Snakes on a Ferry Solution

How It Works

Each team is presented with 5 different snakes, each with different striped patterns and backgrounds. The background colors were blue, green, pink, tan, and yellow. In addition to all of this, there is an irregular spacing pattern between certain stripes.

Solution Part 1

The first step in solving the puzzle was noticing that the stripes on each snake were resistor band colors. Each stripe resolved to a single 0-9 digit, and astute teams should have noticed that each stripe actually came in pairs. Each of these number pairs would form a letter (e.g. 05 is 'e').

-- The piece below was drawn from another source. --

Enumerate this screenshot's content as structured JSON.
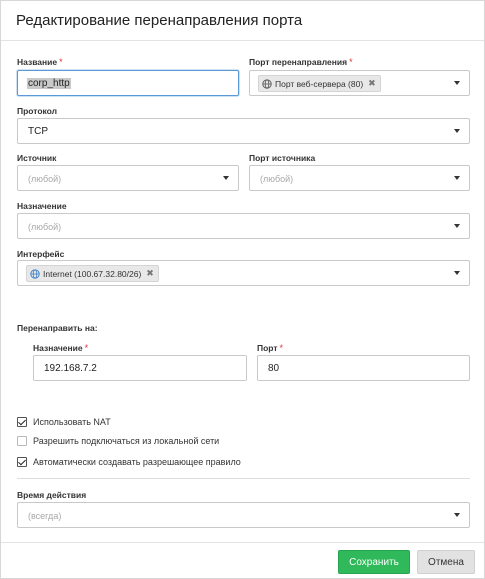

The message on each snake was:
Blue: I come prior to tan
Green: I am after a tan snake
Pink: I am after a yellow snake
Tan: I come before a pink snake
Yellow: Im after green snake

Solution Part 2

The messages on each snake formed a simple logic puzzle instructing how to order the snakes. The correct order is:
Blue, Tan, Green, Yellow, Pink

Solution Part 3

Now that there was an order to the snakes, the only piece of data left for teams was the irregular spacing on each snake. The fact that there was a specific order to the snakes was supposed to clue teams into actually laying the snakes next to each other to observe how the spacing worked for all of the snakes. Teams were expected to make the leap that the presence of a stripe indicated a bit (where every other stripe was all 1s to assist in lining up the snakes), and that the answer was encoded in binary. Translating the stripes to letters, the snakes should have looked roughly like:

I COM E P R I ORT O T A N ICO MEBEF OREAP INKSN AKE IAM A F TER ATA N SNA K E IMA F T E R GRE E NSNAK E IAM A FTE RAYEL L OWS NAKE

The snakes put together in the correct order.

Treating the blue snake as the most siginificant bit, this should result in the following number sequence: (15)(16)(8)(9)(4)(9)(15)(16)(8)(15)(2)(9)(1), which, when converted to letters, spells "OPHIDIOPHOBIA" which is of course, a fear of snakes.

Design Notes

This puzzle was really just an inside joke for GC; we began planning for this year in late 2006, a month or two after Snakes on a Plane debuted in theatres. When we had settled on having teams take the Bremerton ferry, Lee and I began joking about having "snakes on a ferry."

At one point, Nick and Erik asked me what I was working on, and since I had no puzzle ideas they started pressing me to come up with something. I remembered the snakes on a ferry joke, and offered to make that happen. GC had joked about using snakes-in-a-can, so I worked on a way to make this happen.

Incidentally, the final puzzle was pretty close to the original idea (the one part of it that was different was that I made sure the message fit 'perfectly' in the stripes, where in the original there was noise at the end). In playtests it was a fairly fast solve, so for the beta I made the logic puzzle much harder (the puzzle was closer in difficulty to the Interrogation Claw puzzle's). Our beta testers didn't really care for this since the logic puzzle was really a one person activity and teams tried to find signal in the extra variables. I re-simplified the riddle afterwards, which worked out well since the snakes I bulk ordered were about 10 inches shorter than the ones we used in the beta.

GC Notes

I was sorely disappointed that most teams didn't pick up on the joke until they saw the t-shirt. I had been hoping for Snakes on a Plane jokes in calls to GC all weekend. Generally, most teams didn't have too much trouble with the puzzle, and thankfully the ferry kept the teams that blew through it occupied.

I did find it weird that almost all teams thought the blue snake was white.

I also apologize for having the second most annoying answer to input into the phone system.